ERIN McKEAN: "The Internet is actually very, very frustrating. It gives us glimpses of words that are coming up, but we can't get any exact numbers. I'm trying to think what some of the newer words are. Actually I keep a running memo on my cell phone of words that we want to add. I'm looking at the word 'pathosphere,' which is kind of the realm of pathogens, things that make you sick.

"I know that I want to include the word 'turducken.'"

AA: "Spell that please."

ERIN McKEAN: "T-U-R-D-U-C-K-E-N."

RS: "And what does it mean?"

ERIN McKEAN: "It's this crazy New Orleans Creole delicacy that is served at Thanksgiving. It is a turkey, deboned, stuffed with a chicken, deboned, stuffed with a duck, deboned, and then there's bread stuffing all around all the different layers."

AA: "Sounds good for Thanksgiving."

ERIN McKEAN: "It is good for Thanksgiving."

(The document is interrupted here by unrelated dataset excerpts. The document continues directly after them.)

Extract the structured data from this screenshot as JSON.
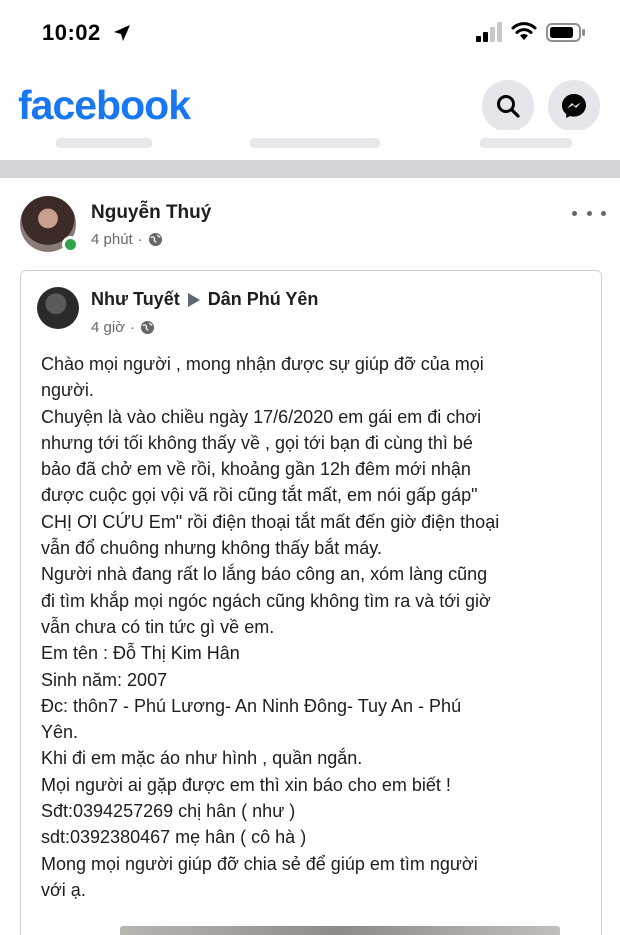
{
  "status_bar": {
    "time": "10:02",
    "icons": [
      "location-arrow-icon",
      "signal-bars-icon",
      "wifi-icon",
      "battery-icon"
    ]
  },
  "header": {
    "logo": "facebook",
    "brand_color": "#1877f2",
    "buttons": [
      "search-icon",
      "messenger-icon"
    ]
  },
  "post": {
    "author": "Nguyễn Thuý",
    "time": "4 phút",
    "privacy_icon": "globe-icon",
    "online_color": "#31a24c",
    "shared_post": {
      "author": "Như Tuyết",
      "group": "Dân Phú Yên",
      "time": "4 giờ",
      "privacy_icon": "globe-icon",
      "lines": [
        "Chào mọi người , mong nhận được sự giúp đỡ của mọi",
        "người.",
        "Chuyện là vào chiều ngày 17/6/2020 em gái em đi chơi",
        "nhưng tới tối không thấy về , gọi tới bạn đi cùng  thì bé",
        "bảo đã chở em về rồi, khoảng gần 12h đêm mới nhận",
        "được cuộc gọi vội vã rồi cũng tắt mất, em nói gấp gáp\"",
        "CHỊ ƠI CỨU Em\" rồi điện thoại tắt mất đến giờ điện thoại",
        "vẫn đổ chuông nhưng không thấy bắt máy.",
        "Người nhà đang rất lo lắng báo công an, xóm làng cũng",
        "đi tìm khắp mọi ngóc ngách cũng không tìm ra và tới giờ",
        "vẫn chưa có tin tức gì về em.",
        "Em tên : Đỗ Thị Kim Hân",
        "Sinh năm: 2007",
        "Đc: thôn7 -  Phú Lương- An Ninh Đông- Tuy An -  Phú",
        "Yên.",
        "Khi đi em mặc áo như hình , quần ngắn.",
        "Mọi người ai gặp được em thì xin báo cho em biết !",
        "Sđt:0394257269 chị hân ( như )",
        "sdt:0392380467 mẹ hân ( cô hà )",
        "Mong mọi người giúp đỡ chia sẻ để giúp em tìm người",
        "với ạ."
      ]
    }
  }
}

RS: "Well, what's it going to take to get it into the dictionary?"

ERIN McKEAN: "I need to make sure that it's as widespread as I think it is. I was actually surprised that it wasn't in at this point, because I've heard it for years. It was featured in a Wall Street Journal article, but it just slipped by. Sometimes words sound like they've been around forever."

RS: Erin McKean is editor-in-chief of American dictionaries at Oxford University Press. You can look up the first part of our interview on our Web site, voanews.com/wordmaster.